MaryJanice Davidson: Another newcomer on the way up, this author lets the children of the night show their lighter side in her Undead series featuring Betsy Taylor, a 30-something single who, in her 2004 mass-market debut, Undead and Unwed, is resurrected from a fatal car accident as a vampire. Think Sexand the City—only the city is Minneapolis and it's filled with demons and vampires. This month, Berkley releases Davidson's fifth novel, Undead and Unpopular, in hardcover.

L.A. Banks: Damali Richards, the heroine of Banks's Vampire Huntress Legend series, is a Buffy-type warrior with a twist—she's a black spoken-word artist whose multi-ethnic band may be the only rainbow coalition of musicians moonlighting as vampire slayers. The series debuted in trade paper with Minion (2003) and quickly established itself as a vampire variant with urban chic. Damali's sixth adventure, Forsaken, is due from St. Martin's this July in trade paper.

Sherrilyn Kenyon: This prolific author is a favorite among fans of paranormal romance. Her Night-Hunter series tells of two eternally warring supernatural species: the vampiric Daimons who prey on humanity, and the self-sacrificing were-beings known as Night Hunters, who regularly save mortal heroines from the clutches of their nemeses. Adventures involving these dark, mysterious and hunky saviors have played out around the globe in 10 novels to date from St. Martin's, beginning with the mass market paperback Fantasy Lover in 2002. The first hardcover in the series, The Dark Side of the Moon, came out in May.

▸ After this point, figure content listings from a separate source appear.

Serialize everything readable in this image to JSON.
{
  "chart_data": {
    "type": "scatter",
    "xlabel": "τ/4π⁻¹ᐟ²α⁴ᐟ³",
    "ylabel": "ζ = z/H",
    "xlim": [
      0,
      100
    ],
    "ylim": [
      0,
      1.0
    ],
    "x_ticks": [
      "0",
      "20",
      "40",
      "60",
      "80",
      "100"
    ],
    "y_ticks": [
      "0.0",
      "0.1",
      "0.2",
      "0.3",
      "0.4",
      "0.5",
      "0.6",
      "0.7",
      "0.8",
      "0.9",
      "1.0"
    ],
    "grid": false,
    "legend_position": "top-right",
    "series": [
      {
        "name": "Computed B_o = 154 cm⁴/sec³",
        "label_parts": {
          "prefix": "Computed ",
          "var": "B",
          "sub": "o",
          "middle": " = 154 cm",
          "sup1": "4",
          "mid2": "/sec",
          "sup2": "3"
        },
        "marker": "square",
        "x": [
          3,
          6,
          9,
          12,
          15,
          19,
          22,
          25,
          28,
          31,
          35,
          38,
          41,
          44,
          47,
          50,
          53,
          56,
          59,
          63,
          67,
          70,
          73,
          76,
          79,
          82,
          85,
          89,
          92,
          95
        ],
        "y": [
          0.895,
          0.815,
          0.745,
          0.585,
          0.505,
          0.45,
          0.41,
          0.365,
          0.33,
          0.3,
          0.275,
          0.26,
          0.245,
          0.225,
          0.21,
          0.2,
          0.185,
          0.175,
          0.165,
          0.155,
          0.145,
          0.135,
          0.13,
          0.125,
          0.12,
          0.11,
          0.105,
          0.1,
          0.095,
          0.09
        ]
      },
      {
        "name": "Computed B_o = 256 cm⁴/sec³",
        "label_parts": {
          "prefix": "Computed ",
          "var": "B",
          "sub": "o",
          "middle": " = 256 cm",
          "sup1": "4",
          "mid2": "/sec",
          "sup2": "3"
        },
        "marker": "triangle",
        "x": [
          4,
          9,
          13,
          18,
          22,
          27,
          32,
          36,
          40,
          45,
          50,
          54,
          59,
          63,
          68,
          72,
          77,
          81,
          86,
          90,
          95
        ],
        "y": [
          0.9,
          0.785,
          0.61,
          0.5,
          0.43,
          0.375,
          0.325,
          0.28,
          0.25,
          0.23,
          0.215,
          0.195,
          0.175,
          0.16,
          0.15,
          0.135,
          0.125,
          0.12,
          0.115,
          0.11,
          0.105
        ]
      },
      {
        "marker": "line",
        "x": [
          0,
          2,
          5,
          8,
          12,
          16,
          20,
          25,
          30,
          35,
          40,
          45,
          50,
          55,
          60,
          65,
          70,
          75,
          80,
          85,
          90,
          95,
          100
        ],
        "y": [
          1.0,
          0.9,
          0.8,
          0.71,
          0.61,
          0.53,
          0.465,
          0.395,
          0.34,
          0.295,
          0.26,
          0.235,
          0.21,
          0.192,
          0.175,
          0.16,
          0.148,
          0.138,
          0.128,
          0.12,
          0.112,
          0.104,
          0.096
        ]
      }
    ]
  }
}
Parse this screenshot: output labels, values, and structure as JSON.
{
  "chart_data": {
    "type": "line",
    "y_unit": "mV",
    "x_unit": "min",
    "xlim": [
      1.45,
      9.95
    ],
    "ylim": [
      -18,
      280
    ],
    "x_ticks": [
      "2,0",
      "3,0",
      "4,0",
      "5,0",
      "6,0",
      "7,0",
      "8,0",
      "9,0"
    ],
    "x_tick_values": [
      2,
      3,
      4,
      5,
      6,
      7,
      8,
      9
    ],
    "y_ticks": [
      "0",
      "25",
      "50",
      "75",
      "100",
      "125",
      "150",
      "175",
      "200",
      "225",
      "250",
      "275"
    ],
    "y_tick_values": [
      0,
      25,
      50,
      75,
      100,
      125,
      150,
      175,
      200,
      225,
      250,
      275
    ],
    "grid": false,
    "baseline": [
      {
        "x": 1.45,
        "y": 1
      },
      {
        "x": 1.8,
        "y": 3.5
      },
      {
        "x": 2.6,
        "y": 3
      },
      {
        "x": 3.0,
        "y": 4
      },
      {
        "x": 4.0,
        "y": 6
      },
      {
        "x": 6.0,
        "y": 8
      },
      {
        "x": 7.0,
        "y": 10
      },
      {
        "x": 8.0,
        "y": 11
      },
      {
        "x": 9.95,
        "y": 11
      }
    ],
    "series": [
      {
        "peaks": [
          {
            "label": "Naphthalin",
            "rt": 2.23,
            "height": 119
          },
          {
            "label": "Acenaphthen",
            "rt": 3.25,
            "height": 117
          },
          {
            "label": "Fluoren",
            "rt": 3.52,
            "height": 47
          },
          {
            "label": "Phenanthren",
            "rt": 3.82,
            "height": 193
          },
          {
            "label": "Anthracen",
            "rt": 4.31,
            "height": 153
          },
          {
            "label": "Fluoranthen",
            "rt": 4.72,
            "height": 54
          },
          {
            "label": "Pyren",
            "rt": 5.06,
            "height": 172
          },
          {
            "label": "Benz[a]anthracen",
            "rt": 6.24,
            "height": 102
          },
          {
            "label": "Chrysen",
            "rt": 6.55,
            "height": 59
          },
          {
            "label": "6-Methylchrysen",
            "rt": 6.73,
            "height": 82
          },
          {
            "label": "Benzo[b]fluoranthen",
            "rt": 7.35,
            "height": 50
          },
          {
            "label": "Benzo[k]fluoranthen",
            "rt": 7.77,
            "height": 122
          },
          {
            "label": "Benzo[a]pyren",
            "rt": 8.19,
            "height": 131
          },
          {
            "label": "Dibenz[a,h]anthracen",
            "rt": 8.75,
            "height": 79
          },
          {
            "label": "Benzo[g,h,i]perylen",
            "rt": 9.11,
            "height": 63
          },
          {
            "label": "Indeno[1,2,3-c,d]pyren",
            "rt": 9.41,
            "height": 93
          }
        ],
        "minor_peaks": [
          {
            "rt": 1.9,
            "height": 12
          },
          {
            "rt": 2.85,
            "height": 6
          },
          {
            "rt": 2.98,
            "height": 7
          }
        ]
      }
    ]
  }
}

Douglas Clegg: Bram Stoker Award— winner Clegg published the first of his projected Vampyricon trilogy, The Priest of Blood, in hardcover in 2005, becoming one of the few men to venture into a market where women authors rule. Clegg takes a page from Rice with his historical treatment of Aleric Atheffelde, a young man who, during the Crusades, is introduced to the mysteries of an ancient vampire civilization. Clegg relates Aleric's tale as a coming-of-age story, the second installment of which, Lady of the Serpents, is due from Ace this September.